The maintainers of Spring Framework have released an emergency patch to address a newly disclosed remote code execution flaw that, if successfully exploited, could allow an unauthenticated attacker to take control of a targeted system.
Tracked as CVE-2022-22965, the high-severity flaw impacts Spring Framework versions 5. 3.0 to 5.3. 17, 5. 2.0 to 5.2. 19, and other older, unsupported versions. Users are recommended to upgrade to versions 5.3. 18 or later and 5.2. 20 or later.
The Spring Framework provides infrastructure support for web application development.
“The vulnerability impacts Spring MVC [model–view–controller] and Spring WebFlux applications running on [Java Development Kit] 9+,” Rossen Stoyanchev of Spring.io said in an advisory published Thursday.
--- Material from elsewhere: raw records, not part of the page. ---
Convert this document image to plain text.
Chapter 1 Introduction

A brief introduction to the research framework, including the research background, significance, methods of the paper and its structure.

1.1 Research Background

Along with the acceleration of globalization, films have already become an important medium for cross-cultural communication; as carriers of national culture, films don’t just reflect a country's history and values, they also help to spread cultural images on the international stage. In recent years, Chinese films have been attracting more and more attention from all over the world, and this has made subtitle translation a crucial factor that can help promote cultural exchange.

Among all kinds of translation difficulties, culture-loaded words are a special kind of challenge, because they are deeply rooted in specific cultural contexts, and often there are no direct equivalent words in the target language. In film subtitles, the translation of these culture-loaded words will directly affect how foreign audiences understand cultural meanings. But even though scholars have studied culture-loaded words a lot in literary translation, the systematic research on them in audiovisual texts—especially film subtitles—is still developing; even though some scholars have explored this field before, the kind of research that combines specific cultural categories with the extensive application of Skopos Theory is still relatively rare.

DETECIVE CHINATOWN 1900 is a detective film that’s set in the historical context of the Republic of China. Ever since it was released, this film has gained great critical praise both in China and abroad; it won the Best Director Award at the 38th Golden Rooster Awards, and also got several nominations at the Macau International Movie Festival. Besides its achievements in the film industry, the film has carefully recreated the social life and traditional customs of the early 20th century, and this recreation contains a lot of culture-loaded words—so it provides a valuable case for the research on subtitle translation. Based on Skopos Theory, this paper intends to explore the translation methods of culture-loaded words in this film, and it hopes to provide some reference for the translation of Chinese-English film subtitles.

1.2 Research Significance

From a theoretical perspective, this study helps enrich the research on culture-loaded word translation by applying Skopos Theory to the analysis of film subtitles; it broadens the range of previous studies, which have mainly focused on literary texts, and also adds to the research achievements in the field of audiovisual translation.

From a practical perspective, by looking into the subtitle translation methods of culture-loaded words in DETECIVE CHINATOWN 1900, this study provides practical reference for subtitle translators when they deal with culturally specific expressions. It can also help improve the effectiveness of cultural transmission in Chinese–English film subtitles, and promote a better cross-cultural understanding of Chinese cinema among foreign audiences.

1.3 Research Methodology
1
” This exploit is only available if the application runs on Tomcat with WAR deployment. The exploit isn’t possible if the application is installed as a Spring Boot executable container jar. Stoyanchev said that the vulnerability’s nature is much more complex and could be exploited in other ways.
“Exploitation requires an endpoint with DataBinder enabled (e.g., a POST request that decodes data from the request body automatically) and depends heavily on the servlet container for the application,” Praetorian researchers Anthony Weems and Dallas Kaman said.
However, Spring.io cautioned that the “nature” of the vulnerability was more widespread and suggested that other methods could exist to exploit the flaw.
The patch arrives as a Chinese-speaking researcher briefly published a GitHub commit that contained proof-of-concept (PoC) exploit code for CVE-2022-22965 on March 30, 2022, before it was taken down.
Spring.io, a subsidiary of VMware, noted that it was first alerted to the vulnerability “late on Tuesday evening, close to midnight, GMT time by codeplutos, meizjm3i of AntGroup FG Security Lab.” It also credited cybersecurity firm Praetorian for reporting the flaw.